Example 2 - If the angle between any two sides of a parallelogram is 90 degrees and if the length of its two parallel sides is 3 cm and 4 cm respectively, then find the area of the parallelogram.
Solution 2 - Let a = 3 cm and b=4 cm
x = 90 degrees
Area = ab sin (x)
A = 3 × 4 sin (90)
A = 12 sin 90
A = 12 × 1 = 12 sq.cm.
Note: If the angle between the sides of a parallelogram is 90 degrees, then it is a rectangle.
Area of Parallelogram using Diagonals
We can also calculate the area of any parallelogram using its diagonals' lengths. As we know that there are two diagonals in a parallelogram and these diagonals intersect each other. Assume that the diagonals intersect each other at an angle ‘y', then we can calculate its area from the below mentioned formula:
Area = ½ x d1 x d2 x Sin (y)
The table mentioned below explains the summarized formulae of the area of parallelogram:
Using Base and Height |
A = b × h |
Using Trigonometry |
A = ab sin (x) |
Using Diagonals |
A = ½ × d1 × d2 sin (y) |
Where,
- b = base of the parallelogram (AB)
- h = height of the parallelogram
- a = side of the parallelogram (AD)
- x = any angle between the sides of the parallelogram (∠DAB or ∠ADC)
- d1 = diagonal of the parallelogram (p)
- d2 = diagonal of the parallelogram (q)
- y = any angle between at the intersection point of the diagonals (∠DOA or ∠DOC)
Note: In the above figure,
- DC = AB = b
- AD = BC = a
- ∠DAB = ∠DCB
- ∠ADC = ∠ABC
- O is the intersecting point of the diagonals
- ∠DOA = ∠COB
- ∠DOC = ∠AOB
Area of Parallelogram in Vector Form
If the sides of a parallelogram have been given in the vector form then its area can be calculated using the measurement of its diagonals.
Suppose, vector ‘a' and vector ‘b' are the two sides of a parallelogram, such that the resulting vector is the diagonal of parallelogram.

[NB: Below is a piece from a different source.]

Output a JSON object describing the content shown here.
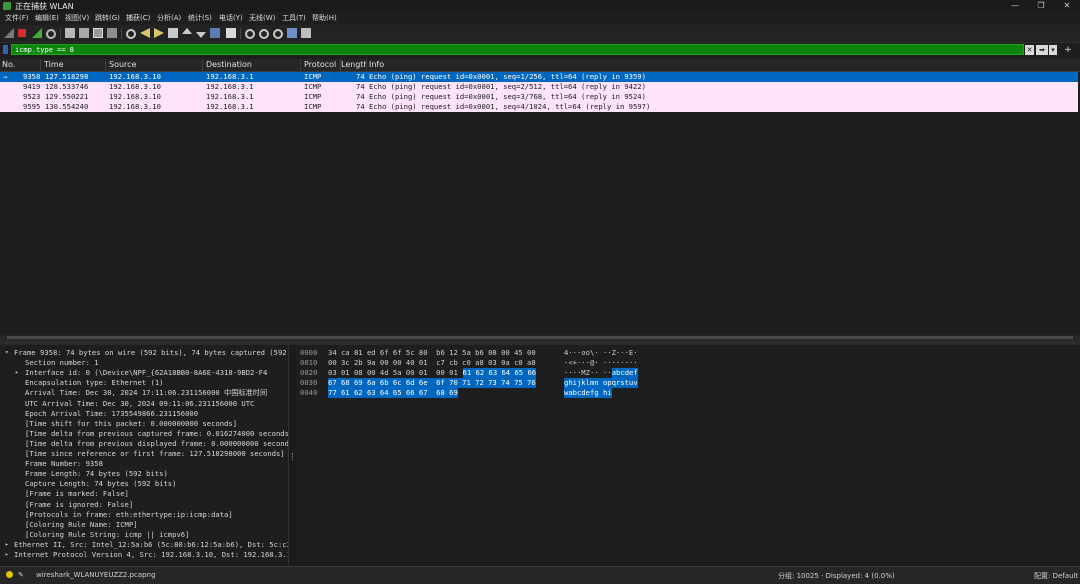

Area of parallelogram in vector form = Mod of cross-product of vector a and vector b
A = | a × b |
Now, we have to find the area of a parallelogram with respect to diagonals, say d1 and d2, in vector form.
So, we can write;
a + b = d1
b + (-a) = d2
or
b – a = d2
Thus,
d1 × d2 = (a + b) × (b – a)
= a × (b – a) + b × (b – a)
= a × b – a × a + b × b – b × a
= a × b – 0 + 0 – b × a
= a × b – b × a
Since,
a × b = – b × a
Therefore,
d1 × d2 = a × b + a × b = 2 (a × b)
a × b = 1/2 (d1 × d2)
Hence,
Area of parallelogram when diagonals are given in the vector form, becomes:
A = 1/2 (d1 × d2)
where d1 and d2 are vectors of diagonals.